日銀は12月1日、急激な円高や株安など、デフレ下の景気停滞予想を受けて、10兆円規模の資金を供給する追加的な金融緩和を決めた。国債、社債、コマーシャルペーパー(CP)などの資産を担保に、期間3カ月にかぎって資金を年0.1パーセントの固定金利で金融機関に提供するというものだ。白川方明(まさあき)日銀総裁は、今回の施策について、潤沢に資金を供給して金融市場を安定化させる「広い意味での量的緩和政策」であるとし、政府と協調してデフレ脱却を目指す姿勢を示した。
だが、今回の緩和策は、資金供給量は拡大するが、量を明確にしておらず、過去の量的緩和とは趣きが異なる。そもそも量的緩和政策とは、日銀が銀行など民間金融機関から国債や手形を買い入れ、その代金を銀行が日銀に保有する当座預金に振り込むことで資金を供給し、当座預金の残高に目標値を定めて金融を調節しようとする政策である。日銀にある銀行の当座預金は預金金利がゼロだから、いくら預けても銀行には金利収入が入らない。そのため、余剰資金が企業への貸し出しや株式、債券市場への投資に向かうことが期待できるというわけである。

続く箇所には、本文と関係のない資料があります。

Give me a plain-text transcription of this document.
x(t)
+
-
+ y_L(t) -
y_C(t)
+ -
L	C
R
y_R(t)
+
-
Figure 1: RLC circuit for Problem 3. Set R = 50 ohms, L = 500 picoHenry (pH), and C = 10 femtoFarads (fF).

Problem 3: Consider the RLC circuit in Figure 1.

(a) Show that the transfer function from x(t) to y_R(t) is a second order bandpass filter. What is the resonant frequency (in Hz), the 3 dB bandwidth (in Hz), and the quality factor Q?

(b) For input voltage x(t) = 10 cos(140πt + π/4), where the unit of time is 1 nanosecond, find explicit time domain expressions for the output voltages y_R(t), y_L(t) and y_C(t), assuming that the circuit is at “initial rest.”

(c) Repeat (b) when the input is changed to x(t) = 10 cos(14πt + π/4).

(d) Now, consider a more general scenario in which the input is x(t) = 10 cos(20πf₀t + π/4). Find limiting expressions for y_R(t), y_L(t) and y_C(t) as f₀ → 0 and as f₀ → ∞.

日銀は2001年3月に、量的緩和政策を導入した。日銀がゼロ金利政策を導入したのは、1999年2月のことだ。その後、00年8月にIT産業が活況を呈し、デフレ懸念が消えたとしてこれを解除したが、その後、日本経済は深刻なデフレ状態に陥った。この危機を回避するために、日銀はゼロ金利政策に戻すことを検討したが、金利をゼロまで下げても景気が上向かなかったことから、世界的に異例とされる量的緩和政策に踏み切ったのである。当初の当座預金残高の目標値は5兆円だったが、04年1月以降は30〜35兆円程度に設定された。
この政策は、民間企業への貸し出し増加には結びつかなかったものの、金融システム不安を抑えて、景気が立ち直るきっかけをつくったとされている。銀行の当座預金には潤沢な資金があり、いつでも引き出すことができたので、資金繰りがつかずに銀行が経営破綻するといった金融不安は起きなかった。また、量的緩和によって、しばらくは金利が上がらないという見通しが強まり、短期金利だけでなく、中長期の金利も低く抑えられた。この結果、借金を抱えた企業の金利負担が軽くなり、その後の企業業績の回復につながった。
だが、こうした金融緩和政策から早急に脱し、金利の上げ下げによって経済をコントロールできる状態に戻したいというのが日銀の本音である。なぜなら、今後インフレ懸念が台頭したときに対処できないのではないか、という不安があるからだ。その背景には、80年代末、利上げが遅れた結果、バブルを招いてしまったというトラウマがある。じっさい、市場関係者の間でまだデフレが懸念されていた06年3月、日銀は、量的緩和を解除している。
菅直人副総理兼国家戦略担当相は12月1日、「財政政策と金融政策の2つの柱で対応しなければならない」と述べた。これから二番底が懸念されるなか、景気対策のために第2次補正予算で財政の出番が続くが、日銀は必要であればさらなる金融政策をもって政府と連携しながらデフレ退治に向かう必要があろう。